The international expert panel improved the EBS’s generalisability. Despite variations in EMS systems between countries, the EBS evaluates the potential advantages for prehospital patients regardless of the level of the treating EMS unit, the only exception being the highest EBS category, which is reserved for treatments usually offered by only advanced-level units.

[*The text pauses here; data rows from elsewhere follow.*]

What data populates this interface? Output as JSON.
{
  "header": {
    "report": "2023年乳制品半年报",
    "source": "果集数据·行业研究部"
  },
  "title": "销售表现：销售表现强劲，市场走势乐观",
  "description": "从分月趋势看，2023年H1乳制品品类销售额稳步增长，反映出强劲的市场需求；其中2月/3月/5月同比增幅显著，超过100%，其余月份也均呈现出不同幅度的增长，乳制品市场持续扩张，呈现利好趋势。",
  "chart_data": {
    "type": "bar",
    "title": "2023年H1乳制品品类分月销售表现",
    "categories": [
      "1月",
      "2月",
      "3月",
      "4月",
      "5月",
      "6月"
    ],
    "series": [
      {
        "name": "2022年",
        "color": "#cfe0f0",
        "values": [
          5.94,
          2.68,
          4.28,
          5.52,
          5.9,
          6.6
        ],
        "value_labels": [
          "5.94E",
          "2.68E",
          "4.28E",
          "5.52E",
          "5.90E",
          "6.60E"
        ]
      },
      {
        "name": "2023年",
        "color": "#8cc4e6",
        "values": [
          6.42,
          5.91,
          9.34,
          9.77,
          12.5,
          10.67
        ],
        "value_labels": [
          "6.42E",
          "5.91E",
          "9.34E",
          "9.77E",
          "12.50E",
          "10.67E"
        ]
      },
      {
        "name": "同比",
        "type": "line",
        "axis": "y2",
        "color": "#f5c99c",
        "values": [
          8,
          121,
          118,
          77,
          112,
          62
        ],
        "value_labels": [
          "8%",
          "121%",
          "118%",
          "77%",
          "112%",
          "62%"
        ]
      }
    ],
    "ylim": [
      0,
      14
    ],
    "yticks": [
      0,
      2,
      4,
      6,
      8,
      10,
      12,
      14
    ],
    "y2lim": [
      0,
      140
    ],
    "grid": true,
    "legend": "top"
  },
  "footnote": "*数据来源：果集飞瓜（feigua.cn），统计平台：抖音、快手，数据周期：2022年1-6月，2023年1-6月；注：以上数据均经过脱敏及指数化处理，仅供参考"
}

The Delphi technique in this study enabled a panel of 18 experienced panellists to express their opinions freely and impersonally guided by the opinions of 11 in-hospital experts from seven specialties. This method limits dominance by eminent, eloquent or highly opinionated individuals in their respective fields of expertise [7, 8], and the panel moderator is less likely to bias the work of the panel. The Delphi method gives panellists substantial time to express their ideas, reflect on their answers and make changes, P and it avoids geographical constraints. On the other hand, the Delphi method itself is vulnerable to a loose definition of an expert, and biases might influence participant selection. The method is also dependent on questionnaire design [7, 8].

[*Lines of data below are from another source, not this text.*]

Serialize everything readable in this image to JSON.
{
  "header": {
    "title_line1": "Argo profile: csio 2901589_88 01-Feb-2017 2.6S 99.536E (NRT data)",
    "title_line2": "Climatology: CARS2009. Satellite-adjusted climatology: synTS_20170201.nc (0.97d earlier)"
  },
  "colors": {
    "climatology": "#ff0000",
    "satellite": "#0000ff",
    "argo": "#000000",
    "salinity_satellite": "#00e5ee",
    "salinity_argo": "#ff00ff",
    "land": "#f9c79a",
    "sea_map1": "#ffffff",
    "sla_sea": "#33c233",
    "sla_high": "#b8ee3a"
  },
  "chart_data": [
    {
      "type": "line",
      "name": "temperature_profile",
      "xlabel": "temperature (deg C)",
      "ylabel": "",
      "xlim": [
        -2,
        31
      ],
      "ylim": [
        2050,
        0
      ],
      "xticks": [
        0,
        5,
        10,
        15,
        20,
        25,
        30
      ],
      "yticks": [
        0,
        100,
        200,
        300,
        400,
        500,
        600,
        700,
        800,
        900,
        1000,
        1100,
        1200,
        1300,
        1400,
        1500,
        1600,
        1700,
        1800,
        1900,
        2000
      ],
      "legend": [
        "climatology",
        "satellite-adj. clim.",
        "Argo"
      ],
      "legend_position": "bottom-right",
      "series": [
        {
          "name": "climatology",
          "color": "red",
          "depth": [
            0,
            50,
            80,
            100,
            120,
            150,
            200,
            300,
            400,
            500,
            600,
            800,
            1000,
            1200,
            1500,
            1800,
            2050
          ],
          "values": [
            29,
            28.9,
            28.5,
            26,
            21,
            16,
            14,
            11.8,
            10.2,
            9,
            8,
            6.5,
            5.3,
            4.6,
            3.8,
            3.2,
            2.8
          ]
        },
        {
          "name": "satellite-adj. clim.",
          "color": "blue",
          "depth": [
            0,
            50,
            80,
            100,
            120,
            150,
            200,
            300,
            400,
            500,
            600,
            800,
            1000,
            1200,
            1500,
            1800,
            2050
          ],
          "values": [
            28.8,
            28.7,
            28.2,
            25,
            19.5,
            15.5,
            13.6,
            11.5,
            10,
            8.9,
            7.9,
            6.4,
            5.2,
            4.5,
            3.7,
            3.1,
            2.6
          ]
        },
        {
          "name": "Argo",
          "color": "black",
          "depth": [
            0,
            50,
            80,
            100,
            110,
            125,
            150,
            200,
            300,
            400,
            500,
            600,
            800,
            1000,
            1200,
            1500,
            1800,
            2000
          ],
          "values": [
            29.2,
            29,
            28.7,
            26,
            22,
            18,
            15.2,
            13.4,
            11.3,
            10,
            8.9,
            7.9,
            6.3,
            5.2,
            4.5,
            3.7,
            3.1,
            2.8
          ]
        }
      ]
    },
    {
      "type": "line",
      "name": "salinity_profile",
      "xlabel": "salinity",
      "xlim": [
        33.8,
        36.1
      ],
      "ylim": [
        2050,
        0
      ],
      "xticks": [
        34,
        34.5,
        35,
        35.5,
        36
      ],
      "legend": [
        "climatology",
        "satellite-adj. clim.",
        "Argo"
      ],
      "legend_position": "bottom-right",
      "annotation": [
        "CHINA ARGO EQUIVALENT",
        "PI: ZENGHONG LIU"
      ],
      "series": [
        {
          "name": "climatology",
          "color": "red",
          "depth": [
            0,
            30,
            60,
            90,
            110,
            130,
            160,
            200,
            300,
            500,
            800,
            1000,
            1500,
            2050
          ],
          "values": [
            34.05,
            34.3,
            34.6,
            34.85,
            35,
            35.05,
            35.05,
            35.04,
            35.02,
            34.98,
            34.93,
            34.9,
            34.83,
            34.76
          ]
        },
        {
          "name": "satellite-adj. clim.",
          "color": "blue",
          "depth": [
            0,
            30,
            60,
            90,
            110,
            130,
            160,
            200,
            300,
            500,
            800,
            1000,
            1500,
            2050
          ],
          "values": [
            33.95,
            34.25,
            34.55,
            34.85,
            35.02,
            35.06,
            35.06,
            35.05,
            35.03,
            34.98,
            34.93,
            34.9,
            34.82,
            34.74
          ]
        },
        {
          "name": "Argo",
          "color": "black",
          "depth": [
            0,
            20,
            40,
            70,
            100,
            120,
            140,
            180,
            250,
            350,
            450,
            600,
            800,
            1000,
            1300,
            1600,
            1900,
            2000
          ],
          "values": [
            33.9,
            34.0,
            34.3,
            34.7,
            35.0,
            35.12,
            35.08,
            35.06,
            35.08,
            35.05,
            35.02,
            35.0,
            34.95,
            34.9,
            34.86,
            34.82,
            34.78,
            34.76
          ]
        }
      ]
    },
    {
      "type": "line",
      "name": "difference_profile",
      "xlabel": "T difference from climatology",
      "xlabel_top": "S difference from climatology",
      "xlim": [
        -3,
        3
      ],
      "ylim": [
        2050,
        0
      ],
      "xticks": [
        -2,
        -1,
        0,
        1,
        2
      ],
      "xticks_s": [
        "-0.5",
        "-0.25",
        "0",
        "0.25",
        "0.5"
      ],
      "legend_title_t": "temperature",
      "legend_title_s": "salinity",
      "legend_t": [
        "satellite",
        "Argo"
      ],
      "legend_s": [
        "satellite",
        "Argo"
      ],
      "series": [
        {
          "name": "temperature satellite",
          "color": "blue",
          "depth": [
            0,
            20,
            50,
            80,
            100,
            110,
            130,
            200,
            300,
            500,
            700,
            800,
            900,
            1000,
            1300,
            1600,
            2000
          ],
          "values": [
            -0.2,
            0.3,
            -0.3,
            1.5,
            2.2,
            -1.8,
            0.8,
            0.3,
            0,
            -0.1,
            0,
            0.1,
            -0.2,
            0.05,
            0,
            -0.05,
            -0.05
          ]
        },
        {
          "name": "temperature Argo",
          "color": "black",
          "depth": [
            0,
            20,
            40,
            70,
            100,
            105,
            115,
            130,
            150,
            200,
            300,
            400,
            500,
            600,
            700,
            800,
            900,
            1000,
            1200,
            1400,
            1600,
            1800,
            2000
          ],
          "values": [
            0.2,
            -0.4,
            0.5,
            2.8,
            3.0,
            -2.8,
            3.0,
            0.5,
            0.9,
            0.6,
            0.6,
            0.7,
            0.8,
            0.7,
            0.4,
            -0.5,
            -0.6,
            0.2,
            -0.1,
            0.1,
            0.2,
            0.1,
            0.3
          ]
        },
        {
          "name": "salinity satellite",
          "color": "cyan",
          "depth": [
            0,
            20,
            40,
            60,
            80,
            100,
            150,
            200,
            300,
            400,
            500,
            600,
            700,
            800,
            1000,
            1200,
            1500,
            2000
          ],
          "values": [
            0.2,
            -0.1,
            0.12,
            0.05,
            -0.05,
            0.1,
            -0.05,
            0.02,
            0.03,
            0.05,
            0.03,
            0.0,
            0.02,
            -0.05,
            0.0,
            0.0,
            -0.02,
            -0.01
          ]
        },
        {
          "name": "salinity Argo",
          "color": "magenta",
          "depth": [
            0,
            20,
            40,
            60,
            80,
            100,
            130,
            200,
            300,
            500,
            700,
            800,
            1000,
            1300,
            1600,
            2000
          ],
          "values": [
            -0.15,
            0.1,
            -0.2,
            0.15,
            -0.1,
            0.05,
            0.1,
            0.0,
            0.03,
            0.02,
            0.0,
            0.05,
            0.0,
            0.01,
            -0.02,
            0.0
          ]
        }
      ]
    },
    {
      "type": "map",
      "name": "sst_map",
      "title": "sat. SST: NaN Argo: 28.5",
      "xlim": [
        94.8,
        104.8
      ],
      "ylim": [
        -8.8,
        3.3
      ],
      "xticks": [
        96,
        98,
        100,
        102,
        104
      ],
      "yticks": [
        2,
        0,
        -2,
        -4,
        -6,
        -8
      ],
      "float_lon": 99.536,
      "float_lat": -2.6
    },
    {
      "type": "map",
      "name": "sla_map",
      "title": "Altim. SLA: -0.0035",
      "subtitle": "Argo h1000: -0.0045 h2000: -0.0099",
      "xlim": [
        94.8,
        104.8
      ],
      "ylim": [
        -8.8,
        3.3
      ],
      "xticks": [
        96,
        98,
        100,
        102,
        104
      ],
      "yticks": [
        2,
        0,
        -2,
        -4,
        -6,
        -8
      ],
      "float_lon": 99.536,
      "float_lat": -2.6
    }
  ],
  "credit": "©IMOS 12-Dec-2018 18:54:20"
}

A major limitation of this study is, that there is limited data on the impact of several prehospital interventions such as prehospital airway management [16, 17]. An intervention may or may not be life-saving, depending on context. However, in the absence of a thorough research-based data on the impact of different interventions, a consensus opinion of experts is meaningful. In addition, currently no evidence exists of paramedics` ability to predict mortality.

Implications

The EBS is based on the subjective opinion of an attending prehospital clinician. To make the scoring system less dependent on individual variation, the renewed exemplar interventions in each EBS category support the selection of the appropriate category. The revised EBS can be used to benchmark different types of units, enabling quality control, which also allows the development of EMS efficiency. The given EBS scores can be compared to in-hospital interventions and patient outcome, to evaluate the adequacy of prehospital care. For example, a person unconscious due to alleged alcohol intoxication has been given EBS 2 on paramedic evaluation but needs rapid sequence intubation upon arrival in the emergency department. In this case EBS could be used to detect and study why this has happened, and this way for system quality control. Moreover, if the patients with low EBS receive intensive care or emergency procedures in hospital, this should raise the question of the quality of prehospital evaluation of the patients’ condition. Finally, this scoring system can be used to categorize prehospital interventions in clinical studies on EMS performance and to get more data where and in which type of missions, the patients are likely to benefit most. In the future EBS could optimally be linked to the care patient receive in hospital and their later level of performance. However, further reliability and validity studies are needed, before a wide-scale implementation.

Conclusion

Using the Delphi method, the new scoring system, the EBS, was formed by a panel of experienced experts from across Northern Europe. We recommend implementing the EBS to every EMS systems as a part of a routine reporting.